# Arsenal partnering with CashBet to launch ICO!



## Brendan Burgess (24 Jan 2018)

This must be the equivalent of the shoe shine boy giving stock tips. 

*Arsenal Is Getting Into Crypto World. Sort of*


London’s Arsenal Football Club, one of the world’s best-known soccer teams, is lending its name to promote a new digital token sold by a developer of gambling platforms.

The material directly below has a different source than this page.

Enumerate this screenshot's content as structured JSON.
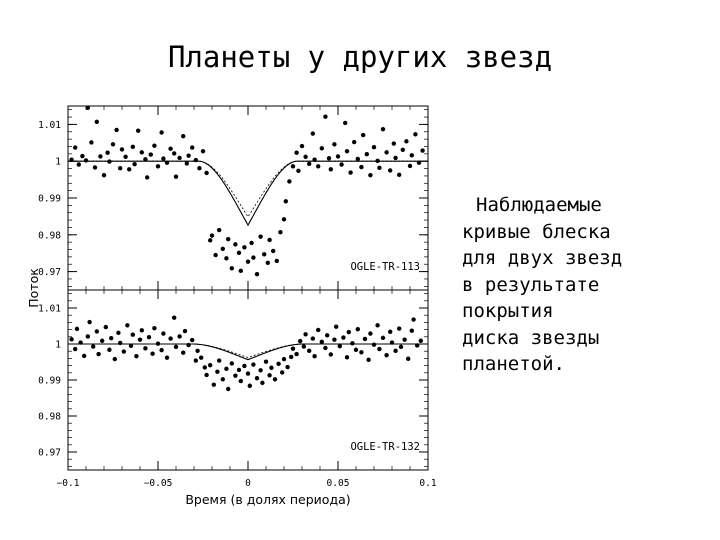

CashBet Inc. says it plans to raise $40 million to $70 million in a sale of CashBet Coins set to begin Wednesday. Its [broken link removed] promoting the digital token features the English Premier League team’s crest and players, while the club describes CashBet as its “first official cryptocurrency partner.”


----------



## odyssey06 (24 Jan 2018)

It'll surge ahead making gains by Christmas, out pacing all other cryptos, before a March collapse...


----------



## DB74 (24 Jan 2018)

odyssey06 said:


> It'll surge ahead making gains by Christmas, out pacing all other cryptos, before a March collapse...



Ha Ha

Don't forget a rumour in January that they about to buy Bitcoin


----------



## Leo (24 Jan 2018)

Not quite as bad as these other 'crypto' endeavours.


----------



## MrEarl (4 Feb 2018)

odyssey06 said:


> ....before a March collapse...



Isn't that pretty much how Arsenal do on the football pitch also ?


----------